En  juillet 2020 les exemplaires du journal  » l’ Auvergnat  de Lyon  » conservés à la Bibliothèque Nationale de France (BNF)  ont été mis en ligne :

 

L’Auvergnat de Lyon : Organe des enfants de l … – Gallica

Depuis une quinzaine d’années , en l’absence d’archives ,  et dans un légitime souci de connaître le passé d’Auvergne de Lyon , créée en 1889 , des recherches ont été entreprises à Lyon. A été notamment  interrogé le guichet du savoir de la Bibliothèque Municipale qui a reçu une réponse très fournie de Jean Luc de Ochandiano (à l’époque directeur de la bibliothèque de l’École Centrale à Écully) qui terminait son livre « Lyon un chantier limousin »et un tout petit peu  auvergnat.

Le document le plus ancien concernant Auvergne de Lyon en notre possession était alors de 1927 , qui est l’année de création de l’amicale Gergovia -les enfants du Puy de dôme-.

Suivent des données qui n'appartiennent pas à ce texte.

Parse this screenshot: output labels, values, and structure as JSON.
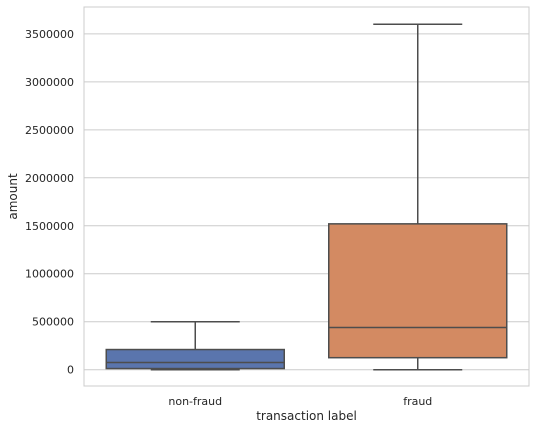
{
  "chart_data": {
    "type": "box",
    "xlabel": "transaction label",
    "ylabel": "amount",
    "categories": [
      "non-fraud",
      "fraud"
    ],
    "ylim": [
      -170000,
      3780000
    ],
    "yticks": [
      0,
      500000,
      1000000,
      1500000,
      2000000,
      2500000,
      3000000,
      3500000
    ],
    "ytick_labels": [
      "0",
      "500000",
      "1000000",
      "1500000",
      "2000000",
      "2500000",
      "3000000",
      "3500000"
    ],
    "grid": "horizontal",
    "boxes": [
      {
        "category": "non-fraud",
        "whisker_low": 0,
        "q1": 12000,
        "median": 75000,
        "q3": 210000,
        "whisker_high": 500000,
        "color": "#5a75ad"
      },
      {
        "category": "fraud",
        "whisker_low": 0,
        "q1": 125000,
        "median": 440000,
        "q3": 1520000,
        "whisker_high": 3600000,
        "color": "#d38a62"
      }
    ],
    "colors": {
      "line": "#4d4d4d",
      "grid": "#cccccc",
      "frame": "#cccccc"
    }
  }
}
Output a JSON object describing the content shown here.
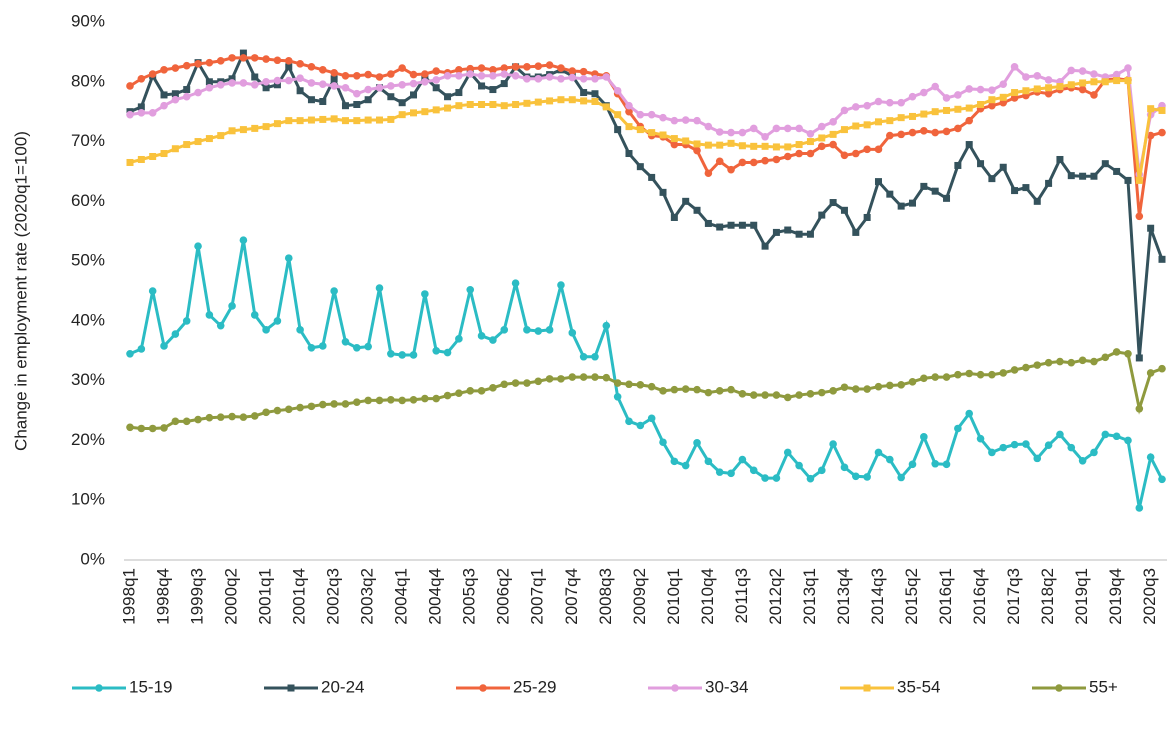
{
  "chart_data": {
    "type": "line",
    "y_axis_label": "Change in employment rate (2020q1=100)",
    "categories": [
      "1998q1",
      null,
      null,
      "1998q4",
      null,
      null,
      "1999q3",
      null,
      null,
      "2000q2",
      null,
      null,
      "2001q1",
      null,
      null,
      "2001q4",
      null,
      null,
      "2002q3",
      null,
      null,
      "2003q2",
      null,
      null,
      "2004q1",
      null,
      null,
      "2004q4",
      null,
      null,
      "2005q3",
      null,
      null,
      "2006q2",
      null,
      null,
      "2007q1",
      null,
      null,
      "2007q4",
      null,
      null,
      "2008q3",
      null,
      null,
      "2009q2",
      null,
      null,
      "2010q1",
      null,
      null,
      "2010q4",
      null,
      null,
      "2011q3",
      null,
      null,
      "2012q2",
      null,
      null,
      "2013q1",
      null,
      null,
      "2013q4",
      null,
      null,
      "2014q3",
      null,
      null,
      "2015q2",
      null,
      null,
      "2016q1",
      null,
      null,
      "2016q4",
      null,
      null,
      "2017q3",
      null,
      null,
      "2018q2",
      null,
      null,
      "2019q1",
      null,
      null,
      "2019q4",
      null,
      null,
      "2020q3",
      null
    ],
    "ylim": [
      0,
      90
    ],
    "yticks": [
      {
        "value": 0,
        "label": "0%"
      },
      {
        "value": 10,
        "label": "10%"
      },
      {
        "value": 20,
        "label": "20%"
      },
      {
        "value": 30,
        "label": "30%"
      },
      {
        "value": 40,
        "label": "40%"
      },
      {
        "value": 50,
        "label": "50%"
      },
      {
        "value": 60,
        "label": "60%"
      },
      {
        "value": 70,
        "label": "70%"
      },
      {
        "value": 80,
        "label": "80%"
      },
      {
        "value": 90,
        "label": "90%"
      }
    ],
    "grid": false,
    "legend": "bottom",
    "series": [
      {
        "name": "15-19",
        "color": "#2bbcc4",
        "marker": "circle",
        "values": [
          34.5,
          35.3,
          45,
          35.8,
          37.8,
          40,
          52.5,
          41,
          39.2,
          42.5,
          53.5,
          41,
          38.5,
          40,
          50.5,
          38.5,
          35.5,
          35.8,
          45,
          36.5,
          35.5,
          35.7,
          45.5,
          34.5,
          34.3,
          34.3,
          44.5,
          35,
          34.7,
          37,
          45.2,
          37.5,
          36.8,
          38.5,
          46.3,
          38.5,
          38.3,
          38.5,
          46,
          38,
          34,
          34,
          39.2,
          27.3,
          23.2,
          22.5,
          23.7,
          19.7,
          16.5,
          15.8,
          19.6,
          16.5,
          14.7,
          14.5,
          16.8,
          15,
          13.7,
          13.7,
          18,
          15.8,
          13.6,
          15,
          19.4,
          15.5,
          14,
          13.9,
          18,
          16.8,
          13.8,
          16,
          20.6,
          16.1,
          16,
          22,
          24.5,
          20.3,
          18,
          18.8,
          19.3,
          19.4,
          17,
          19.2,
          21,
          18.8,
          16.6,
          18,
          21,
          20.7,
          20,
          8.7,
          17.2,
          13.5
        ]
      },
      {
        "name": "20-24",
        "color": "#34525c",
        "marker": "square",
        "values": [
          75,
          75.8,
          81,
          77.8,
          78,
          78.7,
          83.2,
          80,
          80,
          80.5,
          84.8,
          80.8,
          79,
          79.5,
          82.5,
          78.5,
          77,
          76.7,
          80.5,
          76,
          76.2,
          77,
          79,
          77.5,
          76.5,
          77.8,
          80.8,
          79,
          77.5,
          78.2,
          81.5,
          79.3,
          78.7,
          79.7,
          82.5,
          80.8,
          80.8,
          81.2,
          82,
          81,
          78.2,
          78,
          76,
          72,
          68,
          65.8,
          64,
          61.5,
          57.3,
          60,
          58.5,
          56.3,
          55.7,
          56,
          56,
          56,
          52.5,
          54.8,
          55.2,
          54.5,
          54.5,
          57.7,
          59.8,
          58.5,
          54.8,
          57.3,
          63.3,
          61.2,
          59.2,
          59.7,
          62.5,
          61.7,
          60.5,
          66,
          69.5,
          66.3,
          63.8,
          65.7,
          61.8,
          62.3,
          60,
          63,
          67,
          64.3,
          64.2,
          64.2,
          66.3,
          65,
          63.5,
          33.8,
          55.5,
          50.3
        ]
      },
      {
        "name": "25-29",
        "color": "#f0643c",
        "marker": "circle",
        "values": [
          79.3,
          80.5,
          81.3,
          82,
          82.3,
          82.7,
          83,
          83.2,
          83.5,
          84,
          84,
          84,
          83.8,
          83.6,
          83.5,
          83,
          82.5,
          82,
          81.5,
          81,
          81,
          81.2,
          80.8,
          81.3,
          82.3,
          81.2,
          81.3,
          81.8,
          81.5,
          82,
          82.2,
          82.3,
          82,
          82.3,
          82.5,
          82.5,
          82.6,
          82.8,
          82.3,
          81.8,
          81.7,
          81.3,
          81,
          78,
          75,
          72.5,
          71,
          70.8,
          69.5,
          69.5,
          68.5,
          64.7,
          66.7,
          65.3,
          66.5,
          66.5,
          66.8,
          67,
          67.5,
          68,
          68,
          69.2,
          69.5,
          67.7,
          68,
          68.7,
          68.7,
          71,
          71.2,
          71.5,
          71.8,
          71.5,
          71.7,
          72.2,
          73.5,
          75.5,
          76,
          76.5,
          77.3,
          77.7,
          78.3,
          78,
          78.7,
          79,
          78.7,
          77.8,
          80.3,
          80.5,
          80.3,
          57.5,
          71,
          71.5
        ]
      },
      {
        "name": "30-34",
        "color": "#e19ede",
        "marker": "circle",
        "values": [
          74.5,
          74.8,
          74.8,
          76,
          77,
          77.5,
          78.2,
          79,
          79.5,
          79.8,
          79.8,
          79.5,
          80,
          80.2,
          80.2,
          80.6,
          79.8,
          79.6,
          79.3,
          79,
          78,
          78.7,
          79,
          79.3,
          79.5,
          79.7,
          80,
          80.3,
          81,
          81,
          81.3,
          81,
          81,
          81.3,
          81,
          80.5,
          80.5,
          80.8,
          80.5,
          80.7,
          80.5,
          80.5,
          80.8,
          78.5,
          76,
          74.5,
          74.5,
          74,
          73.5,
          73.6,
          73.5,
          72.5,
          71.6,
          71.5,
          71.5,
          72.2,
          70.8,
          72.2,
          72.2,
          72.2,
          71.3,
          72.5,
          73.3,
          75.2,
          75.8,
          76,
          76.7,
          76.5,
          76.5,
          77.5,
          78.2,
          79.2,
          77.3,
          77.8,
          78.8,
          78.7,
          78.6,
          79.6,
          82.5,
          80.8,
          81,
          80.3,
          80,
          81.9,
          81.8,
          81.3,
          80.8,
          81.2,
          82.3,
          64.5,
          74.5,
          76
        ]
      },
      {
        "name": "35-54",
        "color": "#f9c23c",
        "marker": "square",
        "values": [
          66.5,
          67,
          67.5,
          68,
          68.8,
          69.5,
          70,
          70.5,
          71,
          71.8,
          72,
          72.2,
          72.5,
          73,
          73.5,
          73.5,
          73.6,
          73.7,
          73.8,
          73.5,
          73.5,
          73.6,
          73.6,
          73.7,
          74.5,
          74.8,
          75,
          75.3,
          75.6,
          76,
          76.2,
          76.2,
          76.2,
          76,
          76.2,
          76.4,
          76.6,
          76.8,
          77,
          77,
          76.8,
          76.7,
          75.8,
          74.5,
          72.5,
          72,
          71.5,
          71.1,
          70.5,
          70.1,
          69.6,
          69.4,
          69.4,
          69.7,
          69.3,
          69.2,
          69.2,
          69.1,
          69.1,
          69.5,
          70,
          70.6,
          71.2,
          72,
          72.6,
          72.8,
          73.3,
          73.5,
          74,
          74.2,
          74.6,
          75,
          75.2,
          75.4,
          75.6,
          76.2,
          77,
          77.4,
          78.2,
          78.5,
          78.8,
          79,
          79.2,
          79.5,
          79.8,
          80,
          80,
          80.2,
          80.2,
          63.5,
          75.5,
          75.2
        ]
      },
      {
        "name": "55+",
        "color": "#8f9a3e",
        "marker": "circle",
        "values": [
          22.2,
          22,
          22,
          22.1,
          23.2,
          23.2,
          23.5,
          23.8,
          23.9,
          24,
          23.9,
          24.1,
          24.7,
          25,
          25.2,
          25.5,
          25.7,
          26,
          26.1,
          26.1,
          26.4,
          26.7,
          26.7,
          26.8,
          26.7,
          26.8,
          27,
          27,
          27.5,
          27.9,
          28.3,
          28.3,
          28.8,
          29.4,
          29.6,
          29.6,
          29.9,
          30.3,
          30.3,
          30.6,
          30.6,
          30.6,
          30.5,
          29.6,
          29.4,
          29.3,
          29,
          28.3,
          28.5,
          28.6,
          28.5,
          28,
          28.3,
          28.5,
          27.8,
          27.6,
          27.6,
          27.6,
          27.2,
          27.6,
          27.8,
          28,
          28.3,
          28.9,
          28.6,
          28.6,
          29,
          29.2,
          29.3,
          29.8,
          30.4,
          30.6,
          30.6,
          31,
          31.2,
          31,
          31,
          31.3,
          31.8,
          32.2,
          32.6,
          33,
          33.2,
          33,
          33.4,
          33.2,
          33.9,
          34.8,
          34.5,
          25.3,
          31.3,
          32
        ]
      }
    ]
  }
}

Il  contient les statuts adoptés par l’AG extraordinaire du 20 juin 1927 dans lesquels il est précisé que les membres actifs sont les originaires du Cantal , du Puy de dôme , de la Creuse et de la Haute Vienne….et régions limitrophes ( la Haute-Vienne apparait,  la Haute-Loire disparait mais c’est une région limitrophe…..)  A sa création en 1889  Auvergne de Lyon regroupait les originaires du Cantal , du Puy de dôme , de la Haute-Loire et de la Creuse. Monsieur Martial Paufique entrepreneur à Lyon , homme politique et principal fondateur de la « dépêche de Lyon « , d’origine creusoise , fût président de l’Auvergne durant quelques années.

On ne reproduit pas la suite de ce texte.